One problem facing FOI Officers is that as the above illustrates, organisations physically hold information for many reasons – and in many cases it can be argued that they are holding it “on behalf” of another person or organisation. Politicians are a classic case. If you take a councillor in a local authority, they will carry out business records of which are definitely held by the authority – for example, attending committee meetings.
But they will also exchange emails with their party group on party political business, and attend minuted group meetings. Those records probably aren’t held (one of the very first FOI requests I turned down was for minutes of a party political meeting on this very basis). They will also, as are most public sector employees, be allowed to use council facilities for a small amount of personal business, eg using email to arrange drinks with a friend. That won’t be held either, unless…well, unless the drinks are to discuss council business – but how do you make that distinction (or even know)? And what about if the same councillor receives an email relating to the private business that they run and responds to it? Not held. And this doesn’t even take into account the fact that for many people these days, the divisions between work, social life, politics, and so on are blurring. People lead complicated lives and that makes FOI difficult to apply.
There are several other scenarios where the issue of ‘held’ is important. Several Information Commissioner and Tribunal cases have looked at whether an authority ‘holds’ information when the data is held but not in the format asked for. And recently, another Tribunal decision looked at whether an operations manual held by a PFI private sector partner relating to a school was ‘held’ by the County Council or the private company from an FOI perspective (it’s the private company until 2033).
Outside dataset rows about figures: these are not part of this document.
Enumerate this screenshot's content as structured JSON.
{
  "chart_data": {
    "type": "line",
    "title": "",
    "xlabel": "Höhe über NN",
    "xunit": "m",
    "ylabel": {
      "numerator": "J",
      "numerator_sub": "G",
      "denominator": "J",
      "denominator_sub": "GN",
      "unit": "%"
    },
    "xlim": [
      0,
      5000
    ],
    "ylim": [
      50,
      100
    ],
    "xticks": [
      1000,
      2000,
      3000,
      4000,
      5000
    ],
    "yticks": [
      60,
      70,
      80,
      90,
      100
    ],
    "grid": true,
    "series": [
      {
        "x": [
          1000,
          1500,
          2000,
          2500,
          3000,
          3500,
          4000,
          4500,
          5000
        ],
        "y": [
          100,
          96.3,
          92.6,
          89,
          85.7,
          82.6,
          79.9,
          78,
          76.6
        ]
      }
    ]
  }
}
The Information Commissioner, of course, provides guidance on “held”. In a few situations, I’ve found it useful. But more often than not, I have found that it doesn’t help with the specific situation that I’m looking at. Perhaps because even they have difficulty keeping up with all the potential situations where what is “held” is a relevant factor. In the BUAV v Information Commissioner Tribunal case referred to above (the one where they stated that we should adopt a “common sense” understanding of “held”), the Information Commissioner had ruled that the information wasn’t held. So even the Information Commissioner struggles with this.
The general rule that I tend to adopt is that if you’re carrying out authority business, the related information will be captured by FOI. But it isn’t always that simple. This is a complicated area of FOI law. And I haven’t even touched on the differing interpretation of the Environmental Information Regulations.
If you want to read more about this issue, I can recommend Ibrahim Hasan’s recent pieces in the Local Government Lawyer and Law Society Gazette.
It is all well and good for Public Authorities to “claim” WE DO NOT HOLD THE SOUGHT AFTER DATA, but they should hold the sought after data.
See Alan M Dransfield (appellant) v ICO and Devon County Council GIA/1053/2011 in which the appellant sought leave to appeal earlier decison from the DCC/ICOand the FTT at the Upper Tribunal (UT).
The UT have recommended that they setaside the FTT hearing and order a retrial.
DCC relied on DO NOT HOLD saying the sought after data was held by another 3rd party. This particular FOI case was based on a £400million pound Capital Funded projects for 6 PFI schools in Exeter, in which the DCC are/were the client,hence, it beggars bel;ief they even contemplated on section 3(2) do not hold.